Coronavirus outbreak: Go, rot in Maharashtra, say Gujarat cops to migrant workers

Updated: Apr 01, 2020, 07:56 IST | Diwakar Sharma | Mumbai

Gujarat cops tell migrant workers who were on their way to Rajasthan after being denied entry to their native place in Western Maharashtra

The family has taken shelter at Bappa Thakkar school in Palghar. Pics/Suresh Karkera
The family has taken shelter at Bappa Thakkar school in Palghar. Pics/Suresh Karkera

Maharashtra has the highest number of Coronavirus cases, you all go there... we won't let you enter Gujarat," Gujarat police deployed at the border with Maharashtra allegedly told migrant labourers pleading to enter the state so that they can return to Rajasthan.

A family of around 40, including infants, which has a business in Udaipur, reached Panvel on March 29 by road to return to their native places in Sangli, Satara and Karad districts of Maharashtra. However, Panvel police prevented them from going further. The family then decided to drive back to Udaipur on Monday, but were stopped again; this time by the Gujarat police.

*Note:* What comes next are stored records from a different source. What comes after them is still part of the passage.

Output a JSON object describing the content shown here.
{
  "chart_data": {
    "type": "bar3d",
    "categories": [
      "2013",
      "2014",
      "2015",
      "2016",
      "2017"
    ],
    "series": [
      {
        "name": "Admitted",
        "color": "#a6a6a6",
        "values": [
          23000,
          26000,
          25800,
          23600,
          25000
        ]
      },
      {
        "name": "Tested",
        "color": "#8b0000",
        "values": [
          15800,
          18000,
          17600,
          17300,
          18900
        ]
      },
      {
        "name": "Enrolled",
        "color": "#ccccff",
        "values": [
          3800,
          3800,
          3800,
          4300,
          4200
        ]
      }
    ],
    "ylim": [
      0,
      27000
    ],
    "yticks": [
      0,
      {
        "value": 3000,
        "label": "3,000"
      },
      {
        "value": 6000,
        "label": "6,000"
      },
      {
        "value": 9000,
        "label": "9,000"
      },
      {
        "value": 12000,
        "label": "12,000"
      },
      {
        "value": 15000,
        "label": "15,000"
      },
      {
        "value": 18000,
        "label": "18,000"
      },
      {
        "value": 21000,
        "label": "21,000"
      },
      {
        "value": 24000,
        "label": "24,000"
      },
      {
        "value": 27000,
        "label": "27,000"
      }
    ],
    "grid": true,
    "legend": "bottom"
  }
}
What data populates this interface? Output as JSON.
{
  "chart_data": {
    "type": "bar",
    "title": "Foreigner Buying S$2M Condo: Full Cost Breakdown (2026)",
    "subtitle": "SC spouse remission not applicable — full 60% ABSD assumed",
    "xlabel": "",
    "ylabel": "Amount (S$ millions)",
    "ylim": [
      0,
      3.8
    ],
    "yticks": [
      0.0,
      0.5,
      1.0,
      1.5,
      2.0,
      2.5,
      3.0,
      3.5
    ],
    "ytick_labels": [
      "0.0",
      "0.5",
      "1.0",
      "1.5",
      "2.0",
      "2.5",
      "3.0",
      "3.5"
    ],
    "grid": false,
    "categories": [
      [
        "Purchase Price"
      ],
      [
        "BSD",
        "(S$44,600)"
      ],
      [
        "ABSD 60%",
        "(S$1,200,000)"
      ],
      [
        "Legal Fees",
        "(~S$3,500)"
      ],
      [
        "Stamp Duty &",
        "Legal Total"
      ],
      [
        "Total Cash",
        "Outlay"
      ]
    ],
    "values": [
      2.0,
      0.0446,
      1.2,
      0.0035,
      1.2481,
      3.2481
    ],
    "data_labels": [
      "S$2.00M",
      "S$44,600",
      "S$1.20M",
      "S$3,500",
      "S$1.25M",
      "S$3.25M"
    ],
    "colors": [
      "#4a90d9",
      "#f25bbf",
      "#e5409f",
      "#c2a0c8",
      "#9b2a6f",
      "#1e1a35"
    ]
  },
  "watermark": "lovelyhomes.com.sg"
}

The family members alleged that Gujarat police said, "Maharashtra se aaye ho, aagey nahi jaane denge. Maharashtra mein hi sado (You have come from Maharashtra, won't let you travel ahead. Go, rot in Maharashtra),".

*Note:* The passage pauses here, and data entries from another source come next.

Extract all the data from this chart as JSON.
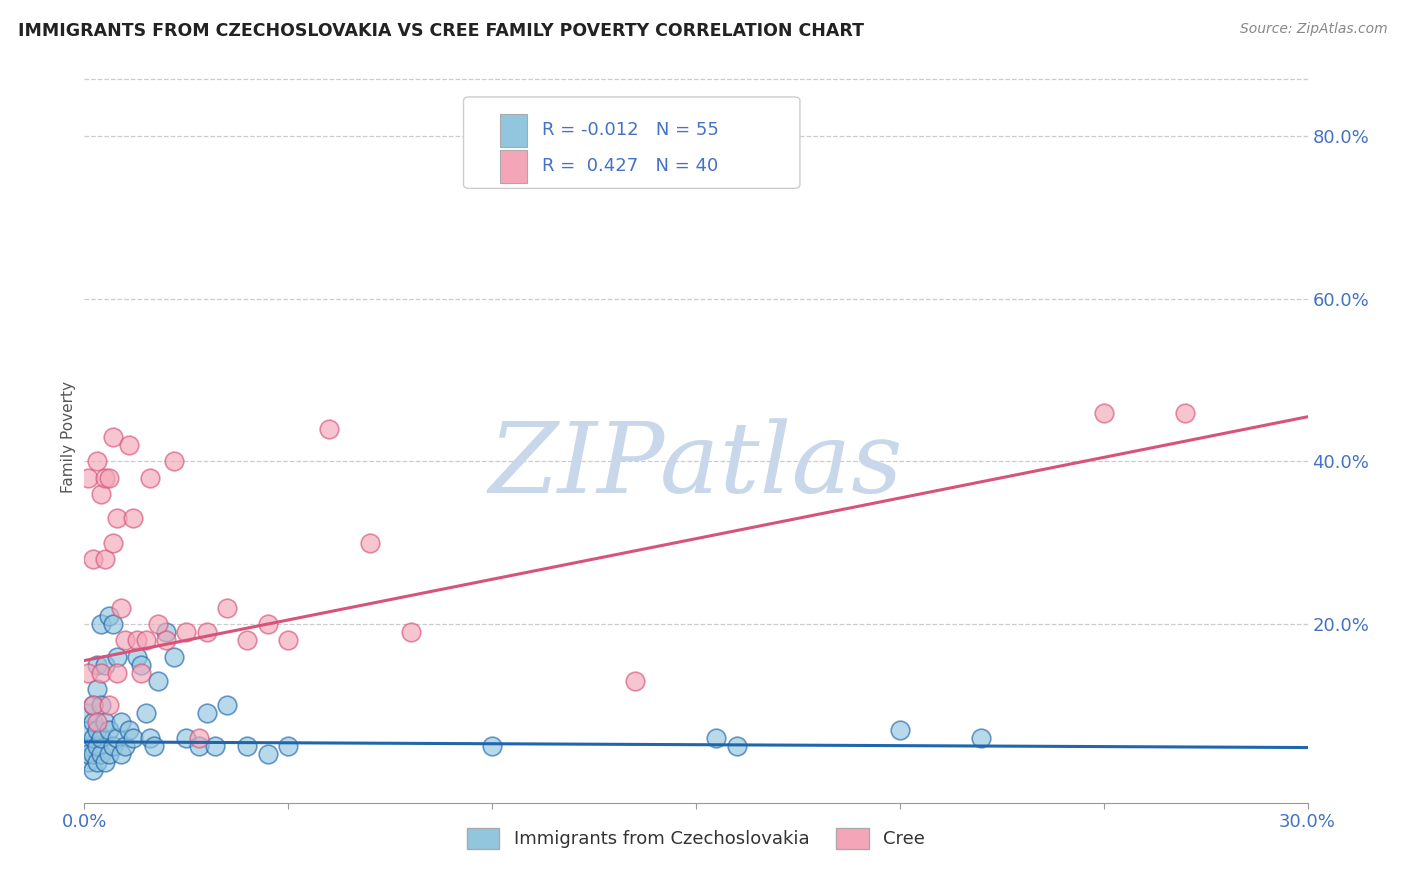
{
  "title": "IMMIGRANTS FROM CZECHOSLOVAKIA VS CREE FAMILY POVERTY CORRELATION CHART",
  "source": "Source: ZipAtlas.com",
  "ylabel": "Family Poverty",
  "legend_label1": "Immigrants from Czechoslovakia",
  "legend_label2": "Cree",
  "R1": "-0.012",
  "N1": "55",
  "R2": "0.427",
  "N2": "40",
  "xlim": [
    0.0,
    0.3
  ],
  "ylim": [
    -0.02,
    0.88
  ],
  "color_blue": "#92c5de",
  "color_pink": "#f4a6b8",
  "line_blue": "#2166ac",
  "line_pink": "#d6537a",
  "watermark": "ZIPatlas",
  "watermark_color": "#c8d8ea",
  "blue_scatter_x": [
    0.001,
    0.001,
    0.001,
    0.001,
    0.001,
    0.002,
    0.002,
    0.002,
    0.002,
    0.002,
    0.003,
    0.003,
    0.003,
    0.003,
    0.003,
    0.004,
    0.004,
    0.004,
    0.004,
    0.005,
    0.005,
    0.005,
    0.006,
    0.006,
    0.006,
    0.007,
    0.007,
    0.008,
    0.008,
    0.009,
    0.009,
    0.01,
    0.011,
    0.012,
    0.013,
    0.014,
    0.015,
    0.016,
    0.017,
    0.018,
    0.02,
    0.022,
    0.025,
    0.028,
    0.03,
    0.032,
    0.035,
    0.04,
    0.045,
    0.05,
    0.1,
    0.155,
    0.16,
    0.2,
    0.22
  ],
  "blue_scatter_y": [
    0.03,
    0.05,
    0.07,
    0.09,
    0.04,
    0.02,
    0.04,
    0.06,
    0.08,
    0.1,
    0.03,
    0.05,
    0.07,
    0.12,
    0.15,
    0.04,
    0.06,
    0.1,
    0.2,
    0.03,
    0.08,
    0.15,
    0.04,
    0.07,
    0.21,
    0.05,
    0.2,
    0.06,
    0.16,
    0.04,
    0.08,
    0.05,
    0.07,
    0.06,
    0.16,
    0.15,
    0.09,
    0.06,
    0.05,
    0.13,
    0.19,
    0.16,
    0.06,
    0.05,
    0.09,
    0.05,
    0.1,
    0.05,
    0.04,
    0.05,
    0.05,
    0.06,
    0.05,
    0.07,
    0.06
  ],
  "pink_scatter_x": [
    0.001,
    0.001,
    0.002,
    0.002,
    0.003,
    0.003,
    0.004,
    0.004,
    0.005,
    0.005,
    0.006,
    0.006,
    0.007,
    0.007,
    0.008,
    0.008,
    0.009,
    0.01,
    0.011,
    0.012,
    0.013,
    0.014,
    0.015,
    0.016,
    0.018,
    0.02,
    0.022,
    0.025,
    0.028,
    0.03,
    0.035,
    0.04,
    0.045,
    0.05,
    0.06,
    0.07,
    0.08,
    0.135,
    0.25,
    0.27
  ],
  "pink_scatter_y": [
    0.14,
    0.38,
    0.1,
    0.28,
    0.08,
    0.4,
    0.36,
    0.14,
    0.28,
    0.38,
    0.1,
    0.38,
    0.3,
    0.43,
    0.33,
    0.14,
    0.22,
    0.18,
    0.42,
    0.33,
    0.18,
    0.14,
    0.18,
    0.38,
    0.2,
    0.18,
    0.4,
    0.19,
    0.06,
    0.19,
    0.22,
    0.18,
    0.2,
    0.18,
    0.44,
    0.3,
    0.19,
    0.13,
    0.46,
    0.46
  ],
  "blue_line_x0": 0.0,
  "blue_line_x1": 0.3,
  "blue_line_y0": 0.055,
  "blue_line_y1": 0.048,
  "pink_line_x0": 0.0,
  "pink_line_x1": 0.3,
  "pink_line_y0": 0.155,
  "pink_line_y1": 0.455
}
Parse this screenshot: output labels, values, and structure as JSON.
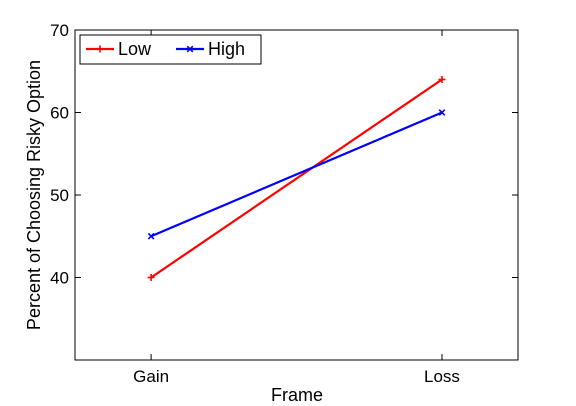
{
  "chart_data": {
    "type": "line",
    "xlabel": "Frame",
    "ylabel": "Percent of Choosing Risky Option",
    "categories": [
      "Gain",
      "Loss"
    ],
    "ylim": [
      30,
      70
    ],
    "yticks": [
      40,
      50,
      60,
      70
    ],
    "grid": false,
    "legend_position": "top-left",
    "series": [
      {
        "name": "Low",
        "values": [
          40,
          64
        ],
        "color": "#ff0000",
        "marker": "plus"
      },
      {
        "name": "High",
        "values": [
          45,
          60
        ],
        "color": "#0000ff",
        "marker": "x"
      }
    ]
  }
}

The family has taken shelter at Bappa Thakkar school in Palghar. Pics/Suresh Karkera

Maharashtra police officers at the border came to their rescue. "Officers suggested that we come to Bappa Thakkar school, Palghar. We have parked our vehicles and taken shelter on the school campus. Doctors have conducted health check-up too," said Bhimrao Bhosale, 62.

Bhosale said that earlier this month, their relatives had come to Udaipur to visit them, but got stuck following the lockdown. With businesses shut and a large family to feed, they obtained a written permission from the Udaipur Additional District Magistrate and left for their villages on March 28. Another member, Amrita Gurav, said, "Maharashtra cops did not stop us, but their counterparts in Gujarat did not let us travel."

mid-day saw hundreds of people, including the 40-member family, sleeping under the shade of trees at the school. "Here the chances of getting Coronavirus are high because so many are living together. Had the police allowed us to go to our native places or back to Udaipur, we would have been safe," said Pramod Gurav.

Youths distribute food to travelling workers

A group of youth from Sutarpada village in Talasari taluka have been cooking food and distributing it among the migrant workers, who are walking to their natives villages in states like Rajasthan, Bihar and Madhya Pradesh. These good Samaritans regularly carry home-cooked food and water containers in a tempo to the Mumbai-Ahmedabad highway to feed the hungry and tired migrants.

Youth distribute food among the migrant workers on Mumbai-Ahmedabad highway. Pic/Suresh Karkera
Youth distribute food among the migrant workers on Mumbai-Ahmedabad highway. Pic/Suresh Karkera

"We started this a couple of days back. We have also been providing biscuits and milk to people with toddlers. Every day we distribute at least 70 litres of milk. This is the least we can do to help," said Maqsood Shaikh.

"I feel sad when the migrant workers plead to help them cross the border as the Gujarat police is using full force to prevent them," said another youth, Rizwan Shaikh. A mid-day team managed to enter Gujarat and found two pitchers of water and a few glasses on the roadside. Hond village deputy sarpanch Navin Bhai Ambala said, "There is a river nearby and a couple of days back, I saw some migrants drinking river water that is not potable. That's why we have kept this here."